In ER, what is the difference between biotech, pharma, healthcare>
For example, it seems like some banks have different divisions and even for something like... AMGEN, it can be listed as a biotech at some and healthcare equity at another shop.
Is there a difference or are they all one and the same?
Please clarify! Thanks!
Healthcare is usually the broad overarching group. Pharma, biotech, providers, healthcare tech, etc are the more specific groupings.
Biotech is usually going to be companies that develop and sell biologic drugs (super complex molecules that are grown). Pharma will usually refer more to companies that develop and sell small molecule drugs (not complex drugs that are made via chemical processes - also small molecules are usually ingested orally, while biologics are injected/infused).
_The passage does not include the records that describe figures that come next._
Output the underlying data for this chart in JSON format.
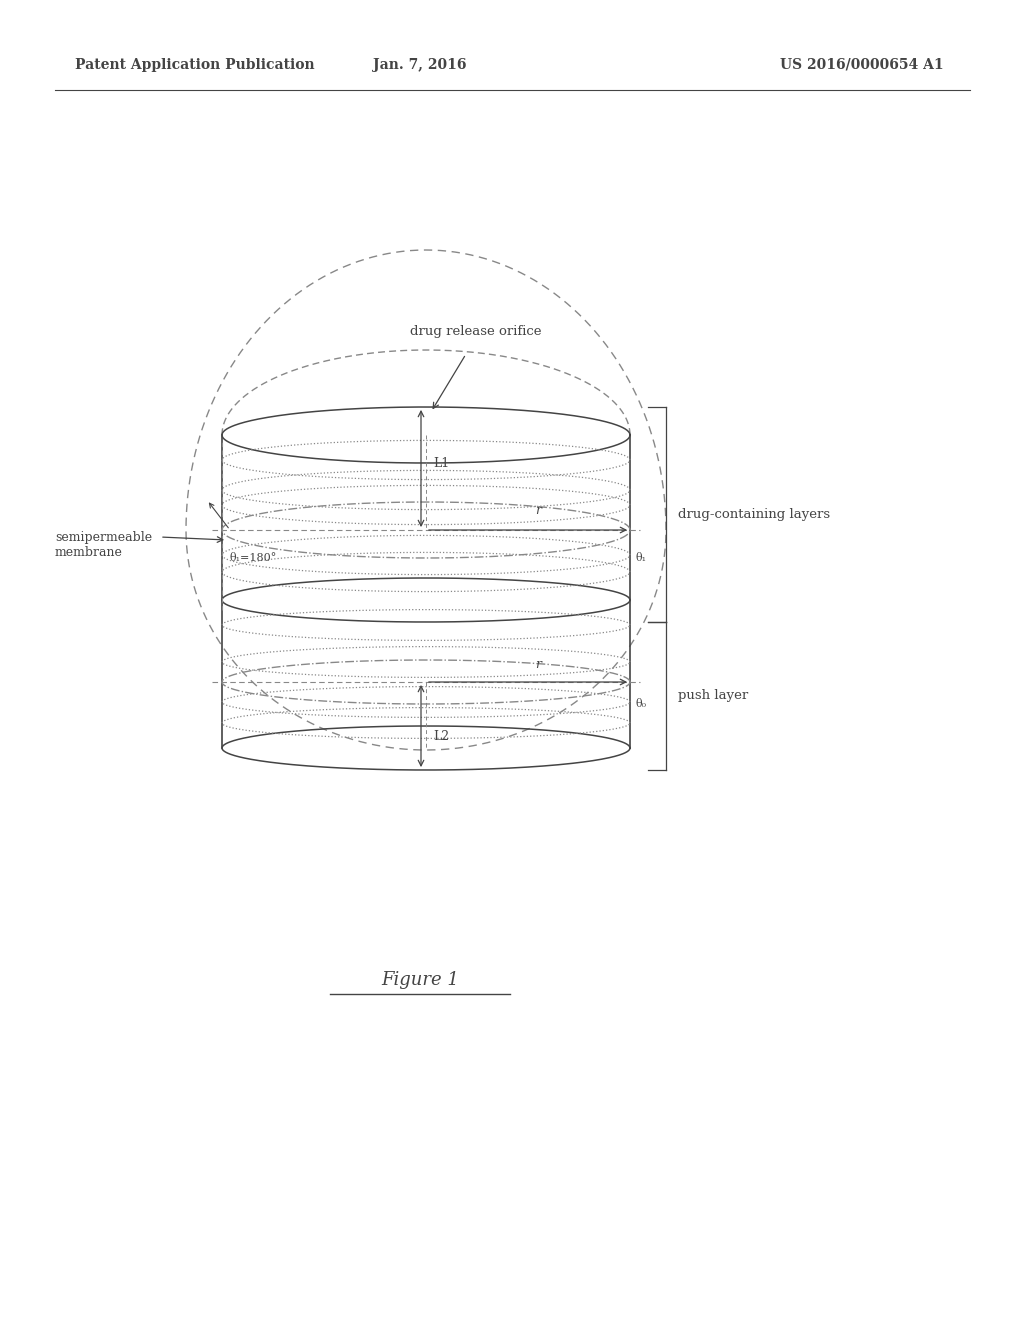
{
  "bg_color": "#ffffff",
  "line_color": "#444444",
  "dashed_color": "#888888",
  "header_left": "Patent Application Publication",
  "header_center": "Jan. 7, 2016",
  "header_right": "US 2016/0000654 A1",
  "figure_label": "Figure 1",
  "label_drug_layers": "drug-containing layers",
  "label_push_layer": "push layer",
  "label_membrane": "semipermeable\nmembrane",
  "label_orifice": "drug release orifice",
  "label_L1": "L1",
  "label_L2": "L2",
  "label_r_top": "r",
  "label_r_bot": "r",
  "label_theta1": "θ₁=180°",
  "label_theta2": "θ₁",
  "label_theta3": "θ₀"
}
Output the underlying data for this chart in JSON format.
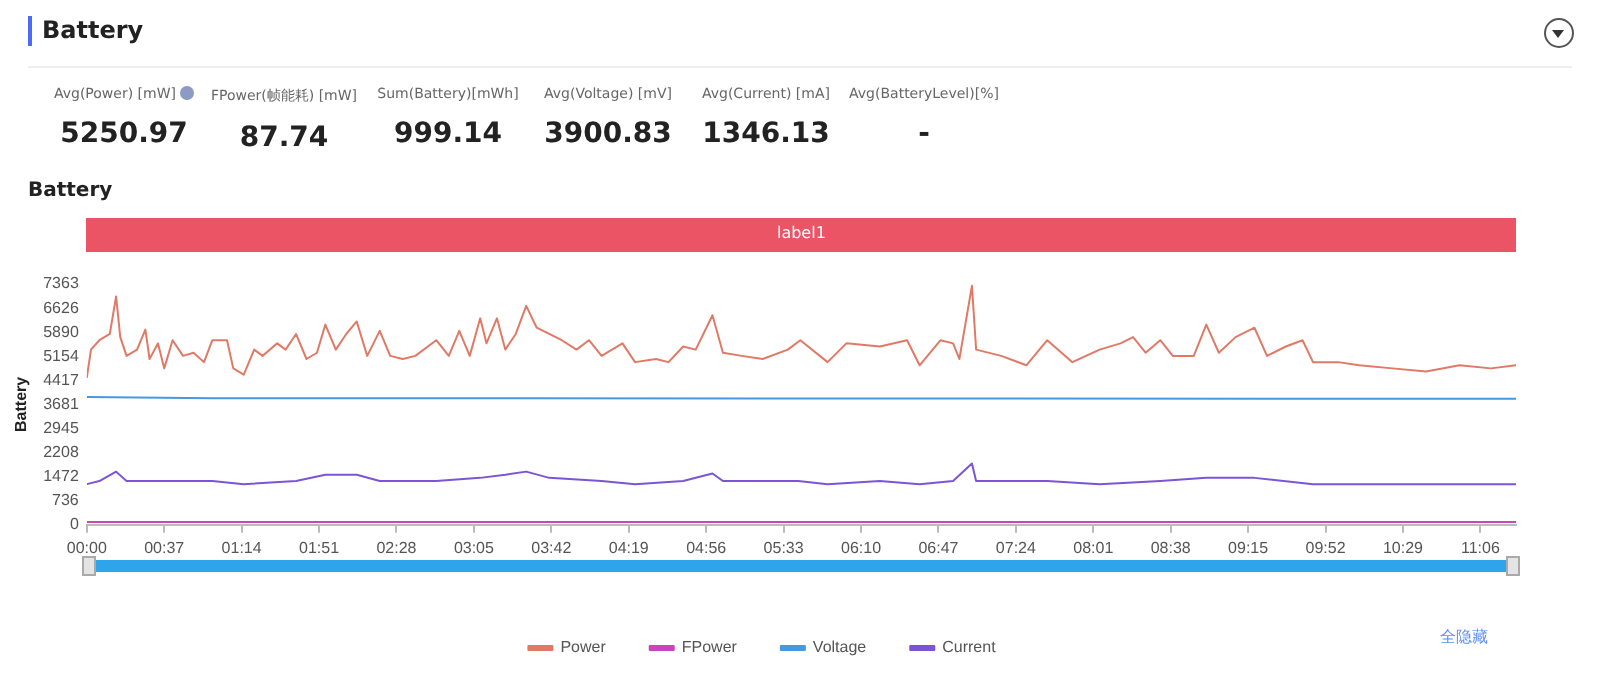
{
  "chart_data": [
    {
      "type": "other",
      "title": "Battery",
      "annotations": [
        "Avg(Power) [mW]",
        "5250.97",
        "FPower(帧能耗) [mW]",
        "87.74",
        "Sum(Battery)[mWh]",
        "999.14",
        "Avg(Voltage) [mV]",
        "3900.83",
        "Avg(Current) [mA]",
        "1346.13",
        "Avg(BatteryLevel)[%]",
        "-"
      ]
    },
    {
      "type": "line",
      "title": "Battery",
      "ylabel": "Battery",
      "xlim": [
        0,
        683
      ],
      "ylim": [
        0,
        7363
      ],
      "xticks": [
        {
          "value": 0,
          "label": "00:00"
        },
        {
          "value": 37,
          "label": "00:37"
        },
        {
          "value": 74,
          "label": "01:14"
        },
        {
          "value": 111,
          "label": "01:51"
        },
        {
          "value": 148,
          "label": "02:28"
        },
        {
          "value": 185,
          "label": "03:05"
        },
        {
          "value": 222,
          "label": "03:42"
        },
        {
          "value": 259,
          "label": "04:19"
        },
        {
          "value": 296,
          "label": "04:56"
        },
        {
          "value": 333,
          "label": "05:33"
        },
        {
          "value": 370,
          "label": "06:10"
        },
        {
          "value": 407,
          "label": "06:47"
        },
        {
          "value": 444,
          "label": "07:24"
        },
        {
          "value": 481,
          "label": "08:01"
        },
        {
          "value": 518,
          "label": "08:38"
        },
        {
          "value": 555,
          "label": "09:15"
        },
        {
          "value": 592,
          "label": "09:52"
        },
        {
          "value": 629,
          "label": "10:29"
        },
        {
          "value": 666,
          "label": "11:06"
        }
      ],
      "yticks": [
        0,
        736,
        1472,
        2208,
        2945,
        3681,
        4417,
        5154,
        5890,
        6626,
        7363
      ],
      "annotations": [
        "label1",
        "全隐藏"
      ],
      "grid": false,
      "legend": "bottom",
      "marker": "none",
      "line_style": "solid",
      "series": [
        {
          "name": "Power",
          "color": "#e07a66",
          "x": [
            0,
            2,
            6,
            11,
            14,
            16,
            19,
            24,
            28,
            30,
            34,
            37,
            41,
            46,
            51,
            56,
            60,
            67,
            70,
            75,
            80,
            84,
            91,
            95,
            100,
            105,
            110,
            114,
            119,
            124,
            129,
            134,
            140,
            145,
            151,
            157,
            167,
            173,
            178,
            183,
            188,
            191,
            196,
            200,
            205,
            210,
            215,
            221,
            227,
            234,
            240,
            246,
            256,
            262,
            272,
            278,
            285,
            291,
            299,
            304,
            313,
            323,
            335,
            341,
            354,
            363,
            379,
            392,
            398,
            408,
            414,
            417,
            423,
            425,
            437,
            449,
            459,
            471,
            484,
            494,
            500,
            506,
            513,
            519,
            529,
            535,
            541,
            549,
            558,
            564,
            573,
            581,
            586,
            598,
            608,
            624,
            640,
            656,
            671,
            683
          ],
          "values": [
            4496,
            5357,
            5644,
            5835,
            6983,
            5739,
            5165,
            5357,
            5969,
            5070,
            5548,
            4783,
            5644,
            5165,
            5261,
            4974,
            5644,
            5644,
            4783,
            4591,
            5357,
            5165,
            5548,
            5357,
            5835,
            5070,
            5261,
            6122,
            5357,
            5835,
            6218,
            5165,
            5931,
            5165,
            5070,
            5165,
            5644,
            5165,
            5931,
            5165,
            6313,
            5548,
            6313,
            5357,
            5835,
            6696,
            6026,
            5835,
            5644,
            5357,
            5644,
            5165,
            5548,
            4974,
            5070,
            4974,
            5452,
            5357,
            6409,
            5261,
            5165,
            5070,
            5357,
            5644,
            4974,
            5548,
            5452,
            5644,
            4878,
            5644,
            5548,
            5070,
            7308,
            5357,
            5165,
            4878,
            5644,
            4974,
            5357,
            5548,
            5739,
            5261,
            5644,
            5165,
            5165,
            6122,
            5261,
            5739,
            6026,
            5165,
            5452,
            5644,
            4974,
            4974,
            4878,
            4783,
            4687,
            4878,
            4783,
            4878
          ]
        },
        {
          "name": "FPower",
          "color": "#cc44bb",
          "x": [
            0,
            683
          ],
          "values": [
            88,
            88
          ]
        },
        {
          "name": "Voltage",
          "color": "#4499e0",
          "x": [
            0,
            60,
            683
          ],
          "values": [
            3910,
            3870,
            3852
          ]
        },
        {
          "name": "Current",
          "color": "#7b55d6",
          "x": [
            0,
            6,
            14,
            19,
            37,
            60,
            75,
            100,
            114,
            129,
            140,
            167,
            188,
            200,
            210,
            221,
            246,
            262,
            285,
            299,
            304,
            340,
            354,
            379,
            398,
            414,
            423,
            425,
            459,
            484,
            513,
            535,
            558,
            586,
            624,
            683
          ],
          "values": [
            1243,
            1339,
            1626,
            1339,
            1339,
            1339,
            1243,
            1339,
            1530,
            1530,
            1339,
            1339,
            1435,
            1530,
            1626,
            1435,
            1339,
            1243,
            1339,
            1569,
            1339,
            1339,
            1243,
            1339,
            1243,
            1339,
            1875,
            1339,
            1339,
            1243,
            1339,
            1435,
            1435,
            1243,
            1243,
            1243
          ]
        }
      ]
    }
  ]
}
Healthcare could be the catch all for everything else, or there could be more categories.
but for example, at larger banks, is it possible that they have separate teams for Healthcare and Biotech and Pharma? and then a senior analyst for each of those? and also, even subdivisions like large cap, small cap senior analysts? Or is there just ONE main head senior analyst
At least at the banks we work with, it is usually a different team for each subcategory. It might depend on the firm, but like Morgan Stanley has a different team (with senior analyst and associates) for biotech, pharmaceuticals, providers, tools, devices, etc.